- Born: 24 July 1949 Tel Aviv, Israel
- Died: 10 December 2023 (aged 74) Tel Aviv, Israel
- Burial place: Nahalal Cemetery
- Occupations: Playwright; screenwriter; director; author;

= Edna Mazia =

Israeli screenwriter and playwright (1949–2023)

Edna Mazia (עדנה מזי"א; 24 July 1949 – 10 December 2023) was an Israeli playwright, author, screenwriter, and director.

==Biography==
Mazia, born in Tel Aviv as Edna Kutlovitch, was the only child of parents who were deeply involved in the underground militant Zionist movements before the establishment of Israel. Her mother, a Vienna native, was active in Lehi (Lohamei Herut Yisrael, or Fighters for the Freedom of Israel), and her father, a lawyer by profession, commanded the Irgun (Etzel, or National Military Organization) cell in South Africa.

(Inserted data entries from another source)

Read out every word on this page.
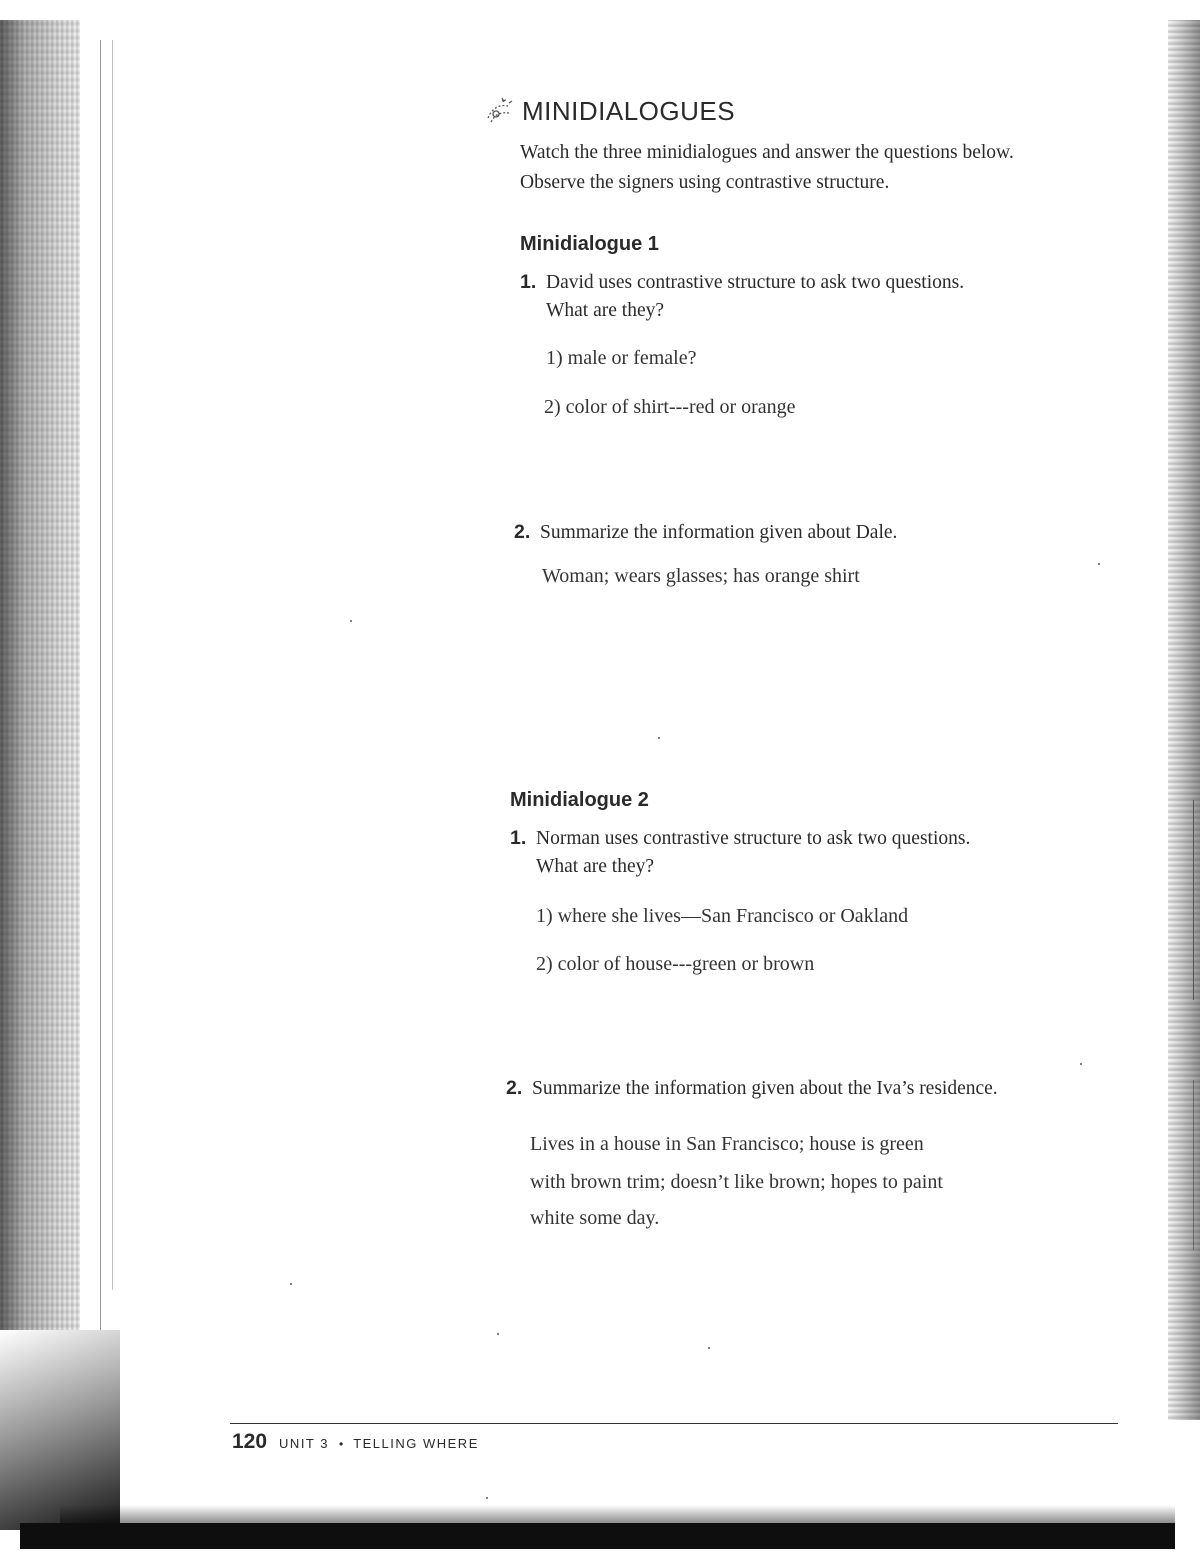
MINIDIALOGUES
Watch the three minidialogues and answer the questions below.
Observe the signers using contrastive structure.
Minidialogue 1
1. David uses contrastive structure to ask two questions.
What are they?
1) male or female?
2) color of shirt---red or orange
2. Summarize the information given about Dale.
Woman; wears glasses; has orange shirt
Minidialogue 2
1. Norman uses contrastive structure to ask two questions.
What are they?
1) where she lives—San Francisco or Oakland
2) color of house---green or brown
2. Summarize the information given about the Iva’s residence.
Lives in a house in San Francisco; house is green
with brown trim; doesn’t like brown; hopes to paint
white some day.
120 UNIT 3 • TELLING WHERE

Her parents ideological and underground background provided her the dramatic foundation for the play "The Rebels" ("המורדים"), which was staged at the Cameri Theatre (1998).

=== Career ===
She completed a Master's degree at Tel Aviv University, with a dual focus on philosophy and theatre.

Mazia began her career as a screenwriter, working with film director Amos Guttman on several films in the early 1980s. She transitioned to playwright in the 1990s, with her first play premiering in 1991 at Haifa Theatre.

Mazia was considered as one of the top playwrights in the Israeli theatre, as well as finding success as a theatre director and directing all theatre plays by her friend Anat Gov.

Mazia died in Tel Aviv on 10 December 2023, at the age of 74. She was buried at Nahalal Cemetery.

== Awards ==
Mazia received several awards for her work:

- The Meir Margalit Award in 1997, for the play "Family Story" ("סיפור משפחתי").
- The Leah Goldberg Award, for the play "Family Story."
- Playwright of the Year by the Israeli Theatre Prize Association for 1998/1999, for the play "The Rebels" ("המורדים").
- The Meir Margalit Award in 1999, for the play "The Rebels."